Genius hours are a fairly new trend in education. The concept behind them is simple- students have one hour a week to explore and learn about whatever they want. The idea is that giving students the freedom to explore the topics they are passionate about helps them stay engaged and retain information. An article from teachthought.com explains “It allows students to explore their own curiosity through a self-manifested sense of purpose and study while within the support system of the classroom.” The article goes on to propose that there are 6 general principles that genius hours follow. They are the 80/20 rule, socialization, creating, inquiry, design, and sense of purpose.
The 80/20 Rule
The 80/20 rule suggests that students should 80% of their time focused on the projects and assignments in general lessons, and 20% of their time in class working on a project they choose.
Students must be encouraged to connect with their teachers, peers, and experts in the field they are studying. This encourages them to collaborate, ask questions, and get more confident when it comes to building personal and professional connections.
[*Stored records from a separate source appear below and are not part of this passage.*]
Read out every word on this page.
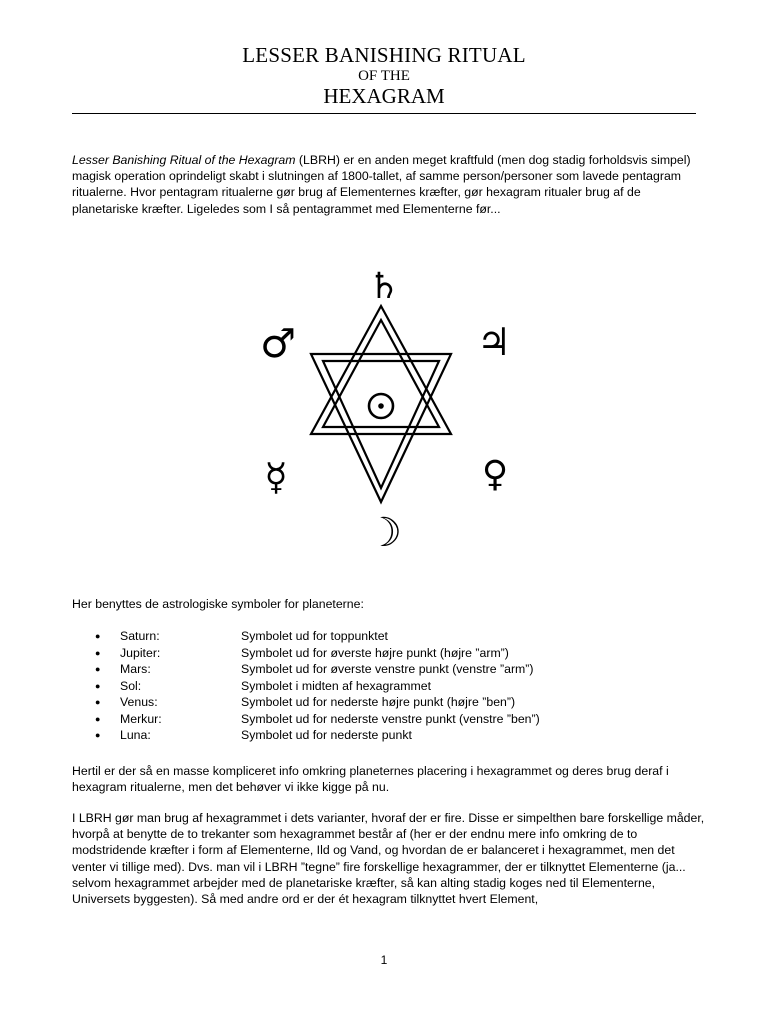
LESSER BANISHING RITUAL
OF THE
HEXAGRAM

Lesser Banishing Ritual of the Hexagram (LBRH) er en anden meget kraftfuld (men dog stadig forholdsvis simpel) magisk operation oprindeligt skabt i slutningen af 1800-tallet, af samme person/personer som lavede pentagram ritualerne. Hvor pentagram ritualerne gør brug af Elementernes kræfter, gør hexagram ritualer brug af de planetariske kræfter. Ligeledes som I så pentagrammet med Elementerne før...

♄
♃
♂
☿	♀
☽

Her benyttes de astrologiske symboler for planeterne:

● Saturn:	Symbolet ud for toppunktet
● Jupiter:	Symbolet ud for øverste højre punkt (højre ”arm”)
● Mars:	Symbolet ud for øverste venstre punkt (venstre ”arm”)
● Sol:	Symbolet i midten af hexagrammet
● Venus:	Symbolet ud for nederste højre punkt (højre ”ben”)
● Merkur:	Symbolet ud for nederste venstre punkt (venstre ”ben”)
● Luna:	Symbolet ud for nederste punkt

Hertil er der så en masse kompliceret info omkring planeternes placering i hexagrammet og deres brug deraf i hexagram ritualerne, men det behøver vi ikke kigge på nu.

I LBRH gør man brug af hexagrammet i dets varianter, hvoraf der er fire. Disse er simpelthen bare forskellige måder, hvorpå at benytte de to trekanter som hexagrammet består af (her er der endnu mere info omkring de to modstridende kræfter i form af Elementerne, Ild og Vand, og hvordan de er balanceret i hexagrammet, men det venter vi tillige med). Dvs. man vil i LBRH ”tegne” fire forskellige hexagrammer, der er tilknyttet Elementerne (ja... selvom hexagrammet arbejder med de planetariske kræfter, så kan alting stadig koges ned til Elementerne, Universets byggesten). Så med andre ord er der ét hexagram tilknyttet hvert Element,

1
At the end of the year, students should have created something based on what they learned. By creating something based on research, students learn how to find real world applications to the things they are learning in the classroom.
By encouraging students to ask questions and providing a limited structure, students can explore topics and better learn how to filter information.
Without having the typical learning framework provided by teachers, students find their own learning style and can narrow down what works best for them.
Sense of Purpose
Allowing students to take control of their education helps them learn responsibility and empowers them to find their own answers and solutions.
In 2016, only a few hundred teachers had tried implementing the genius hour in their classrooms, but now the movement has spread to thousands of schools all over the world. As genius hours become a more common practice in schools, it is important to consider what changes this may mean for curriculum structure and educational tools.
Do students have the materials they need to learn how to code, manage data and research, or explore more complex STEAM topics? What new ways will students find to use the resources available to them?